Rather large tasting samples left many of us somewhat woozy by 11am, but undeterred we headed over to the family owned estate Inama, now run by the third generation on a mission to resurrect the reputation of Soave, by making great wines with minimal intervention that truly express their terroir. We walked through their old vine Garganega in the heart of Soave Classico, and tasted through their top class range of single vineyard Soaves, Chardonnays and Sauvignon Blancs and reds made from Carmenère and Cabernet Sauvignon grown on the Colli Berici. The young dynamic Matteo Inama, who is slowly taking over winemaking responsibilities from father Stefano, was our host
After lunch in the Enotecca Di Monteforte, a wonderful traditional 16C brick building, we arrived in the historic walled town of Soave for our visit to Pieropan, producer of La Rocca. Hosted by Andrea Pieropan, we visited the beautiful cellars, amid the oak barrels, barriques and whatever they are called, and were taken through the racks where the grapes destined for their Reciotos de Soave and Amarone de Valpolicella dessicate, up to the roof terrace for the stunning views of the vineyards and town.
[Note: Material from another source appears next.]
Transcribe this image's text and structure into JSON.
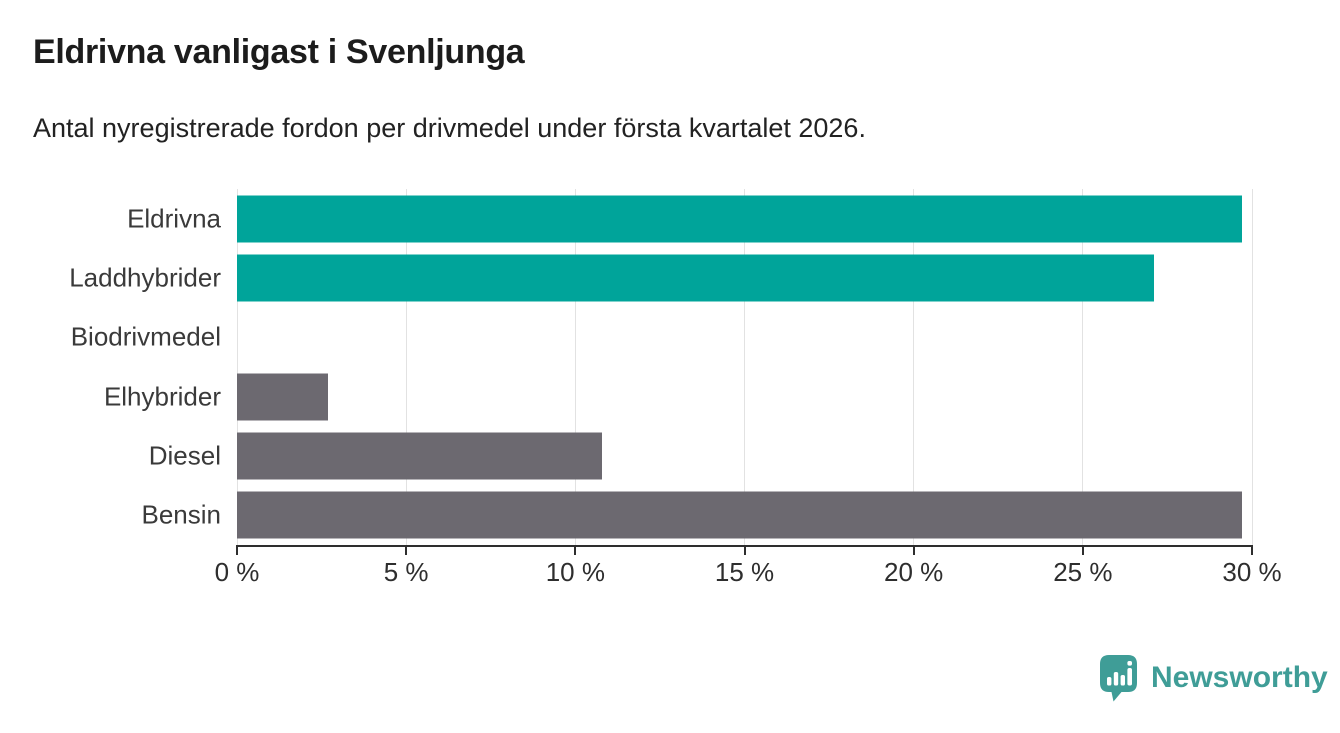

We explored the differences between the Calvarino vineyard which produces perfumed aromatic Soave Classico from a blend of Garganega and Trebbiano, and the La Rocca vineyard from which they make a pure Garganega with wonderful minerality, and were blown away by the glorious combination of delicate sweetness and acidity of the Recioto de Soave, and the power and complexity of the Amarone – both of which achieve their intensity through drying of grapes post harvest.
The following day we continued our exploration of Valpolicella at the historic Masi winery in Valpolicella itself. We enjoyed a comprehensive tasting tasting of wines from around the region, and erased any residual doubts we might have had about just how much quality these fabulous wines can produce.
After a simply gorgeous lunch on a terrace overlooking Lake Garda we continued on to Ca de Frati
in Lugana di Sirmione, also on the southern shore of the lake. A fabulous tasting of their varied range, including two wines made from 100% Turbiana, the native white grape variety of the Lugana DOC, which produces gloriously complex wines reminiscent of the best of the Rhone whites. Turbiana has fantatic acidity ensuring they make great fizz and sweet wine as well.
For many the highlight visit was to Giovanna Tantini who grows Corvina, Rondinella, Merlot and Cabernet in the Bardolino DOC. A former lawyer, with an MBA in wine management, Giovanna was the most fabulous, generous host. We walked through her vineyards, visited the winery and tasted her wines (reds, rosés and IGT sweet wines made from grapes that dessicate on the vine), and those of her husband, in a glorious covered terrace, along with local cheese and meats.
Our final visit was north towards Trento where we experienced the Vallarom estate, owner Barbara Scienza hosted a fascinating vineyard visit on some fairly steep hills, and we enjoyed a traditional farmhouse lunch at the property.
Verona was a lovely place to stay and provided some great places to eat. Our final night dinner was at the Antica Trattoria Inotecca al Bersagliere which rounded off the tour with a typical Veronese five course dinner.